"Génération baroque" - Internationales Opern-Ensemble am 2. April 2017 zu Gast in der Mediathek Oberkirch

Jaroslaw Kitala und Graziana Palazzo demonstrieren wie man

heute alte Opern mit Humor, Spielwitz und virtuosem Gesang

zeitgemäß interpretiert.

Martin Gester bei der Probe in Strasbourg.

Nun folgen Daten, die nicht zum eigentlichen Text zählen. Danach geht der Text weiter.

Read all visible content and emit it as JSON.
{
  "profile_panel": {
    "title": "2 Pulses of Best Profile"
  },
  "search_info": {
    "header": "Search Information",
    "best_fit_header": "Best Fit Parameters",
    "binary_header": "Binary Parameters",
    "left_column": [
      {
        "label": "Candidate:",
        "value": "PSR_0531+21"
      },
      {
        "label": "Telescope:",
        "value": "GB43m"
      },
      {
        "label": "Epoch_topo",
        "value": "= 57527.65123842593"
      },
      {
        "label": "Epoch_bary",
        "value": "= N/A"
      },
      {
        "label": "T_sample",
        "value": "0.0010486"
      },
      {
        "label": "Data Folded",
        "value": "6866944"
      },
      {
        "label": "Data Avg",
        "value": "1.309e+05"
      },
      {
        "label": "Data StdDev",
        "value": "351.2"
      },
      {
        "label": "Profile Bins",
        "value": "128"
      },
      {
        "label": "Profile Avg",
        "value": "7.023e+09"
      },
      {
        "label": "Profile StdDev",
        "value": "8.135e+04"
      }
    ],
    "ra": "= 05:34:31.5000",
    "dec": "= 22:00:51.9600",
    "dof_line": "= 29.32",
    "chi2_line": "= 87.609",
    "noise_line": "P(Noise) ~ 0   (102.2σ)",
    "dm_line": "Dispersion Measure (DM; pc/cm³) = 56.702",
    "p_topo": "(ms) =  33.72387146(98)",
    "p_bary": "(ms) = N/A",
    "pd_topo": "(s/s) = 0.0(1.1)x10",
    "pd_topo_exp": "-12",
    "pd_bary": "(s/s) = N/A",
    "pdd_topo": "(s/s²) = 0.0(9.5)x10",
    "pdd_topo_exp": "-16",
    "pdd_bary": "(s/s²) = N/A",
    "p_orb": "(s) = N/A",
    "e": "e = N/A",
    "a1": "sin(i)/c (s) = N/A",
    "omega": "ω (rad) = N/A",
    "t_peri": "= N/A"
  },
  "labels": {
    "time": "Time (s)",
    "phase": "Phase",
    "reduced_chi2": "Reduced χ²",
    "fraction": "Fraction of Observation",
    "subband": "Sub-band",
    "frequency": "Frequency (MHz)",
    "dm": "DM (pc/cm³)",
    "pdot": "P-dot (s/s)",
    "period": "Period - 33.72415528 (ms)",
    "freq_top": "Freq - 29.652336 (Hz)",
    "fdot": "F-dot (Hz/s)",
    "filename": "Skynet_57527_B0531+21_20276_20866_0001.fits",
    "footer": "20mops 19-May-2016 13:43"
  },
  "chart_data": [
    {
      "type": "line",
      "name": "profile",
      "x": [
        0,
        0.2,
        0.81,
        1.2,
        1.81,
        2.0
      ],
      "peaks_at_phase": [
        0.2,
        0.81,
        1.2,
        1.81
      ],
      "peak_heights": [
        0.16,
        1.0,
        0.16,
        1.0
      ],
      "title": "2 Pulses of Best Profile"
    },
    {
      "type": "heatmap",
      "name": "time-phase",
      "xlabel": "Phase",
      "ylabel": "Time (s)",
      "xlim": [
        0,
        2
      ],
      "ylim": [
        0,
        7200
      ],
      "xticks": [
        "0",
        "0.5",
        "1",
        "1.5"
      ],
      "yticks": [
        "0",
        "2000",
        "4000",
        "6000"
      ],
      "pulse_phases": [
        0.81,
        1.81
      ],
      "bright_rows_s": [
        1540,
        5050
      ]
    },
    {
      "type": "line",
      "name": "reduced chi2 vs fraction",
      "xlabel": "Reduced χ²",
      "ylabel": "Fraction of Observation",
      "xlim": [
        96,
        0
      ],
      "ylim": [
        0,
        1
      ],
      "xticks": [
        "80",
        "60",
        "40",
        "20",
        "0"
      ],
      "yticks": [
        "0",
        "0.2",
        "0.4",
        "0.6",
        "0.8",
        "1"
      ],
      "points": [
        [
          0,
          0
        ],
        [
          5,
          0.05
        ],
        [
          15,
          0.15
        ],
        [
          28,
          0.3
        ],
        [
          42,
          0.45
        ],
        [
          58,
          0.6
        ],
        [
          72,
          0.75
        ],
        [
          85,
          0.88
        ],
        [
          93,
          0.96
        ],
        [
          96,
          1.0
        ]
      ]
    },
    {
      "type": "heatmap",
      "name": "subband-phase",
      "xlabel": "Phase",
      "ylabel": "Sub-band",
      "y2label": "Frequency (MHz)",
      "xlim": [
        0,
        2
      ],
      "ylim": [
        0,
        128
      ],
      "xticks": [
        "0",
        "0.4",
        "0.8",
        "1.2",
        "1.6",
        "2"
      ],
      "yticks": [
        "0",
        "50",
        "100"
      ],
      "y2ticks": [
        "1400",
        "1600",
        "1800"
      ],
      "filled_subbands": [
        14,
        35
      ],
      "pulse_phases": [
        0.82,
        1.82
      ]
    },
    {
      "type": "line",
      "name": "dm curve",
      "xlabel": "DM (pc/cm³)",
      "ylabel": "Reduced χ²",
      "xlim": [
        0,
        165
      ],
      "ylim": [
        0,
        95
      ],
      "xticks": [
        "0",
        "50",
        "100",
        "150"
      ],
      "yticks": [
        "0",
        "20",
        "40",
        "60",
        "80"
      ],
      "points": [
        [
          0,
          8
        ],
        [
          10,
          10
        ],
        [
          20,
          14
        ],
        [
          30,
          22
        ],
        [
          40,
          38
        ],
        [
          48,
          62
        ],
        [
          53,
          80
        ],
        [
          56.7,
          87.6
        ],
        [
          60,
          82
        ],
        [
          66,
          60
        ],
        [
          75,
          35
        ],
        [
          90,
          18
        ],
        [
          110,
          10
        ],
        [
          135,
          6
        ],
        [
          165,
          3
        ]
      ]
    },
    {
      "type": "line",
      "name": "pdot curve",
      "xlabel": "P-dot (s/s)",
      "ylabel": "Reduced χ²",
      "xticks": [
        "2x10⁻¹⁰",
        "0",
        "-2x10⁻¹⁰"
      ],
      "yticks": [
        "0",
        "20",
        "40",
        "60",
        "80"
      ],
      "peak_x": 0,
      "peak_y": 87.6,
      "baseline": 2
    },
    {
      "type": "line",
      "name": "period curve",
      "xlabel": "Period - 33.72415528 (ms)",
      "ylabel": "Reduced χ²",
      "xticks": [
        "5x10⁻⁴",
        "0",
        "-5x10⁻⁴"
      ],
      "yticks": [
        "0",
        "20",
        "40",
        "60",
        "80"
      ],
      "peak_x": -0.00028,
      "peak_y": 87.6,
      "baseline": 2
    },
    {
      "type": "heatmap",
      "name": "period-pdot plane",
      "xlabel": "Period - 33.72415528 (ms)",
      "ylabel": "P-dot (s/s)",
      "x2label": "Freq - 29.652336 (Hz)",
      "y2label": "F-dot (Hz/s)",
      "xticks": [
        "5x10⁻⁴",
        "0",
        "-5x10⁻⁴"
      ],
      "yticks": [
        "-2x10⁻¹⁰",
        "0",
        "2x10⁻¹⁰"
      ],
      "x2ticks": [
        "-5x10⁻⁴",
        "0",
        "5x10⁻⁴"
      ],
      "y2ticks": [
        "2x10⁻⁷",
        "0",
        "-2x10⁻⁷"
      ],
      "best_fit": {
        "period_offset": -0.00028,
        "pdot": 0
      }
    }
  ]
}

Mit ALLEZ HOPP, AB INS BAROCK endet die erste Saison der Oberkircher Familienkonzertreihe "Musik erleben.Verstehen". Am Sonntag, den 2. April 2017, präsentiert sich um 15 Uhr in der Mediathek das internationale Opern-Ensemble "Génération baroque".

 

Die Stadt Oberkirch eröffnet damit Familien die seltene Gelegenheit, hautnah beim szenischen Spiel eines internationalen Spezialisten-Ensembles mittendrin dabei zu sein.

 

Die Kooperation kam durch Dr. Simon Moser, den künstlerischen Leiter der Familienkonzerte, Martin Gester, Lehrender an der Haute Ecole des Arts du Rhin/Académie Supérieure de Musique Strasbourg - kurz: HEAR -, und Mathias Benz, Leiter des Fachbereichs Bildung und Kultur, zustande. Mit Unterstützung der Stadt Oberkirch und dem Ministère de la Culture et Communication, Région Grand Est, Conseil Départemental du Bas-Rhin, Ville et Eurométropôle de Strasbourg und weiteren Unterstützern wird deutlich, das Musik grenzübergreifend wirkt und mit hilft, den deutsch/französischen Eurodistrict Strasbourg/Ortenau lebendig zu verbinden.  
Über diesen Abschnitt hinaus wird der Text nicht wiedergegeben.